Does sliding down an icy track at 80 miles per hour on a sled with no brakes sound like fun? Welcome to the world of luge.
Luge - History
People have been sliding down hills on sleds for over 1,000 years. In many places, where there's lots of snow, travelling on a sled was the only way of getting around. In the 19th century, loggers working in the Swiss Alps would sometimes race each other home by travelling down icy logging roads on sleds or toboggans. The first official luge competition was held in Switzerland in 1883 and the sport became an Olympic event for the first time at the 1964 Winter Olympics.

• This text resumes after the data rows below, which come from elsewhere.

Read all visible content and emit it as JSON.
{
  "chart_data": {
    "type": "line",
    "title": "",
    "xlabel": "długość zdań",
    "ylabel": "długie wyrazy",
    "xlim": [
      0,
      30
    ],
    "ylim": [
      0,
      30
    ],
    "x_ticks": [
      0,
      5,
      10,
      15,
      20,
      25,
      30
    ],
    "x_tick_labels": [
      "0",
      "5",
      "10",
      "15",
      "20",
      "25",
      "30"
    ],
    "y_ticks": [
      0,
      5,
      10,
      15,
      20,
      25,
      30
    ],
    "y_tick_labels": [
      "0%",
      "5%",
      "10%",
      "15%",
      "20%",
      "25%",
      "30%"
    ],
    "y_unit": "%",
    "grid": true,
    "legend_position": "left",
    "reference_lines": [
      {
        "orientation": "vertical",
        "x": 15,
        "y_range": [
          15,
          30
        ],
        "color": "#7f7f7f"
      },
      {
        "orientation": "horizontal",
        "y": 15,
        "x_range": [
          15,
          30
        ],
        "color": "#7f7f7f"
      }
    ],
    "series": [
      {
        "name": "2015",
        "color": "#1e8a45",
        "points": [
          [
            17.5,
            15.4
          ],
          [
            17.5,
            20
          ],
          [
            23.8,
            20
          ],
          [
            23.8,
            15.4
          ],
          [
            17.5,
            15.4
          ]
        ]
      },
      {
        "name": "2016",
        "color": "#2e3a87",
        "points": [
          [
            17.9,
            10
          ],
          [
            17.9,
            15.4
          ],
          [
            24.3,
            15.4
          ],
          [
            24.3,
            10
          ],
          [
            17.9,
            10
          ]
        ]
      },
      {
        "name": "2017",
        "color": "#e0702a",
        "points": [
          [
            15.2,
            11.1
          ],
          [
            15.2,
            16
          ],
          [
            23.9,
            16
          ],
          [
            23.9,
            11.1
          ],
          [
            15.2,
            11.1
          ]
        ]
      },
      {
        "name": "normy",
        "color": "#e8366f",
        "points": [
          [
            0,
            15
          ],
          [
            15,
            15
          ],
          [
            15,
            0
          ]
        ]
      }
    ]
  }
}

Luge - Need For Speed, Dangerous Curves
The sport of luge is named after the french word for "sled." To start a race, luge racers sit on their sleds, then hit the ice with spiked gloves to get acceleration down the slide. Riders steer the sleds by pushing on the runners and using shoulder pressure and extremely precise body movements. The craziest thing about racing on a luge track is that there are NO BRAKES on the luge sled! Athletes stop by holding the front of the sled up, which pushes the backs of the steels into the ice. Because aerodynamics are critical, most athletes don't wear any padding or protection in their rubber luge suit - so most wipeouts are extremely painful. The average length of a luge run is 40 to 60 seconds with most tracks having between 14 and 20 curves.
Luge - How Can I Try Luge
Do you have a need for speed? Does the idea of sliding 80 miles per hour down an icy track sound like a blast to you? If it does, then you may be perfect for the sport of luge. There are only a few luge tracks in the United States but USA Luge does have a very active recruitment program that is looking for young athletes aged 11 to 14 to train with the Junior Development Team. The USA Slider Search travels to dozens of cities across the USA and trains thousands of kids the basics of luge. For more information on the USA Luge Slider Search, head to the official site, www.usaluge.org.
Luge - Fun Facts
- Some luge athletes experience G-forcesm in some curves on a luge track comparable to that of jet fighter pilots!
- The seat on a luge sled is called a sling.
- Luge racers wear weight vests, with pieces of lead sewn into them, to make themselves heavier on the sled. This gives the lugers more speed.
- The sport of street luge started after skateboarders got the idea of racing their boards down steep hills.
- In the two-man luge event, there is a top man and a bottom man. The top man is the taller of the two athletes and sits on top of his luge partner. The bigger man goes on top for greater speed and aerodynamics.